Cybersecurity Initiative Expanded To Include Water Sector

Voluntary Participation Encouraged

11 Feb 2022 by The Water Diplomat
WASHINGTON DC, United States

The Biden administration announced plans to increase the cybersecurity of the water sector through a public private partnership.

This measure, known as the Industrial Control Systems Cybersecurity Initiative (ICSCI), was established last year and applied initially to the natural gas and electricity sector but was extended to the water sector on the 27th of January.  

In 2021, the United States witnessed an increasing number of cyber-attacks including on an oil pipeline and on the meat packing industry. In response, the administration moved beyond efforts to protect government institutions against cyber-attacks, launching ICSCI as a voluntary partnership with private sector institutions.

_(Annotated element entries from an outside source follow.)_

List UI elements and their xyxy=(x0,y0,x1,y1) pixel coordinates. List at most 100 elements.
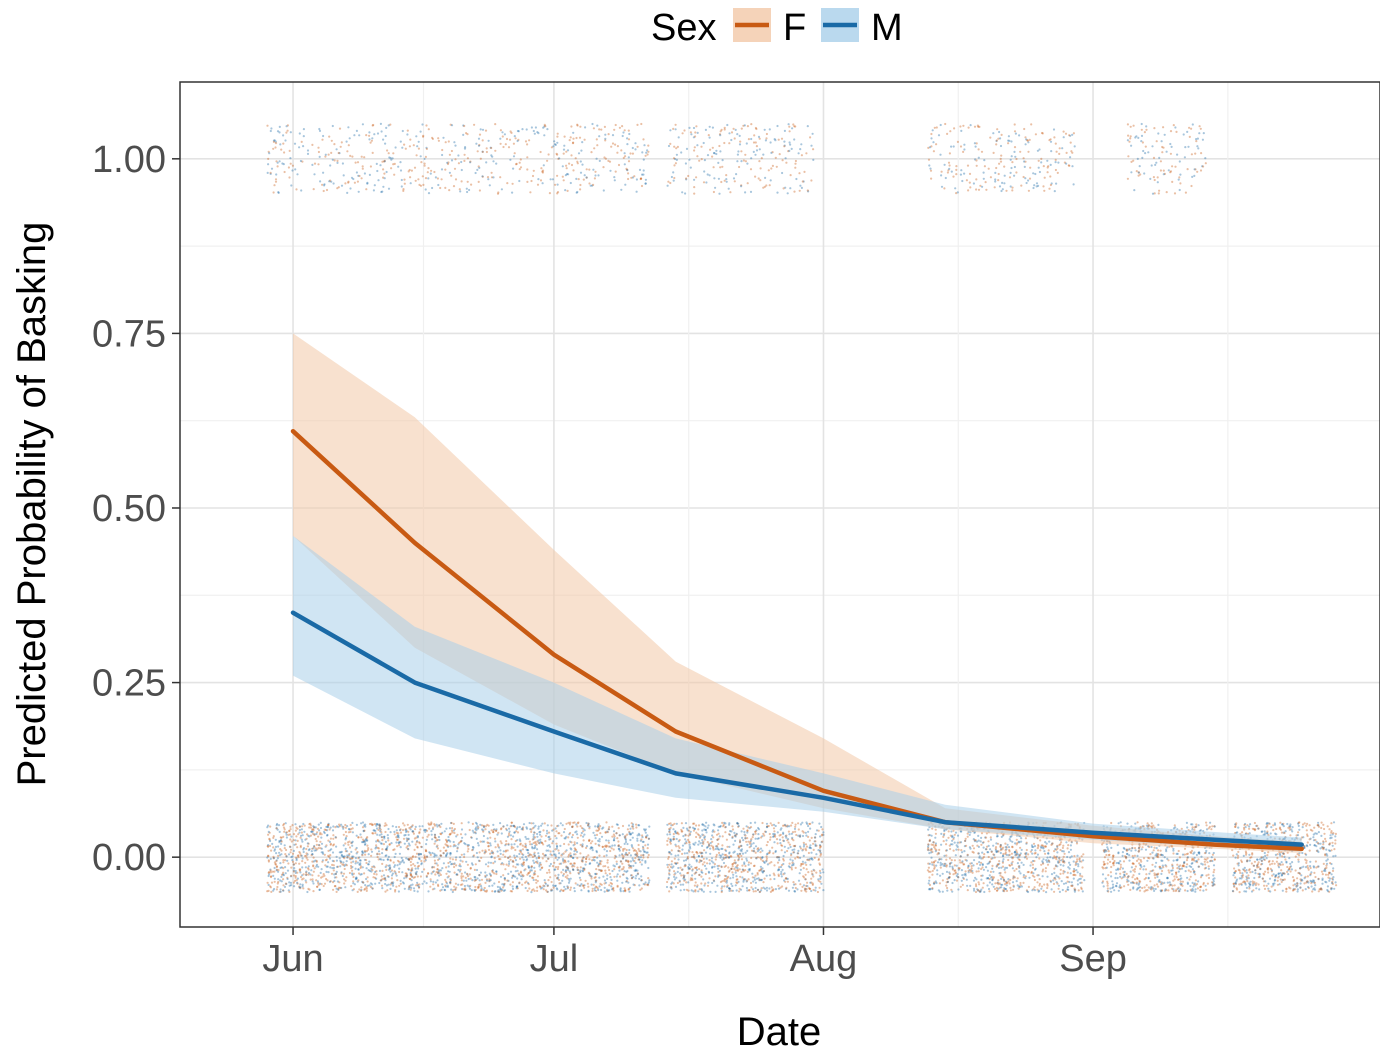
observation-point xyxy=(720,887,723,890)
observation-point xyxy=(1024,875,1027,878)
observation-point xyxy=(646,883,650,886)
observation-point xyxy=(311,830,314,833)
observation-point xyxy=(276,882,279,885)
observation-point xyxy=(564,870,567,873)
observation-point xyxy=(362,851,365,855)
observation-point xyxy=(1140,848,1143,851)
observation-point xyxy=(595,868,598,871)
observation-point xyxy=(938,882,942,885)
observation-point xyxy=(564,859,567,862)
observation-point xyxy=(359,863,362,866)
observation-point xyxy=(809,863,812,866)
observation-point xyxy=(290,840,293,843)
observation-point xyxy=(530,853,533,857)
observation-point xyxy=(433,824,437,827)
observation-point xyxy=(754,874,757,877)
observation-point xyxy=(519,871,523,874)
observation-point xyxy=(673,857,676,860)
observation-point xyxy=(1053,855,1056,858)
observation-point xyxy=(401,881,404,884)
observation-point xyxy=(1031,889,1034,892)
observation-point xyxy=(471,863,474,866)
observation-point xyxy=(282,878,285,881)
observation-point xyxy=(621,824,625,828)
observation-point xyxy=(759,856,762,859)
observation-point xyxy=(281,873,285,876)
observation-point xyxy=(416,861,419,864)
observation-point xyxy=(511,860,514,863)
observation-point xyxy=(797,822,800,825)
observation-point xyxy=(365,861,368,865)
observation-point xyxy=(605,854,608,857)
observation-point xyxy=(612,886,615,890)
observation-point xyxy=(282,861,285,864)
observation-point xyxy=(511,835,515,838)
observation-point xyxy=(480,878,484,881)
observation-point xyxy=(530,866,533,869)
observation-point xyxy=(355,846,358,850)
observation-point xyxy=(1076,871,1079,874)
observation-point xyxy=(386,858,389,861)
observation-point xyxy=(982,868,986,871)
observation-point xyxy=(1105,866,1108,869)
observation-point xyxy=(1067,888,1070,891)
observation-point xyxy=(772,823,776,826)
observation-point xyxy=(464,843,467,846)
observation-point xyxy=(997,887,1000,890)
observation-point xyxy=(509,834,512,837)
observation-point xyxy=(350,857,353,860)
observation-point xyxy=(378,826,381,829)
observation-point xyxy=(554,855,557,858)
observation-point xyxy=(1142,857,1146,860)
observation-point xyxy=(335,825,338,828)
observation-point xyxy=(294,829,297,832)
observation-point xyxy=(964,839,967,843)
observation-point xyxy=(474,876,477,879)
observation-point xyxy=(799,835,802,838)
observation-point xyxy=(538,842,541,845)
observation-point xyxy=(426,835,429,838)
observation-point xyxy=(810,870,813,873)
observation-point xyxy=(306,833,309,836)
observation-point xyxy=(493,828,496,831)
observation-point xyxy=(699,842,702,845)
observation-point xyxy=(1138,872,1141,876)
observation-point xyxy=(288,881,291,884)
observation-point xyxy=(405,874,408,877)
observation-point xyxy=(307,849,310,852)
observation-point xyxy=(320,842,324,845)
observation-point xyxy=(424,830,427,834)
observation-point xyxy=(821,868,824,871)
observation-point xyxy=(1038,878,1041,881)
observation-point xyxy=(357,836,360,839)
observation-point xyxy=(687,849,691,852)
observation-point xyxy=(544,834,548,837)
observation-point xyxy=(562,861,565,864)
observation-point xyxy=(531,827,535,830)
observation-point xyxy=(948,865,952,868)
observation-point xyxy=(701,863,705,866)
observation-point xyxy=(463,855,466,859)
observation-point xyxy=(415,841,418,844)
observation-point xyxy=(931,869,934,873)
observation-point xyxy=(1175,888,1178,891)
observation-point xyxy=(273,870,276,873)
observation-point xyxy=(521,862,524,866)
observation-point xyxy=(394,888,397,892)
observation-point xyxy=(1110,890,1113,893)
observation-point xyxy=(646,856,650,859)
observation-point xyxy=(535,843,538,846)
observation-point xyxy=(453,885,456,888)
observation-point xyxy=(287,833,290,837)
observation-point xyxy=(436,864,439,867)
observation-point xyxy=(668,833,672,836)
observation-point xyxy=(666,866,670,869)
observation-point xyxy=(283,847,286,850)
observation-point xyxy=(636,839,639,842)
observation-point xyxy=(1150,845,1153,849)
observation-point xyxy=(370,867,373,870)
observation-point xyxy=(386,858,389,861)
observation-point xyxy=(531,846,534,849)
observation-point xyxy=(633,869,636,872)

The Water and Wastewater Sector Action Plan is to be unrolled over a period of 100 days and include the deployment of technologies and systems that will enable monitoring of and real time information on cybersecurity threats.

Utilities will be invited to take part in a pilot programme for Industrial Control Systems monitoring and information sharing.

The water sector in the United States is complex and multifaceted and includes more than 50,000 water utilities ranging widely in the size of the service area and the number of clients that they serve.  Many of these institutions do not have cybersecurity measures in place, and therefore the partnership is open to all institutions that may want to increase the protection of their infrastructure.

The measure will initially focus on the utilities that serve the largest populations or whose systems have a large impact, laying the ground for further expansion of protection in the water sector.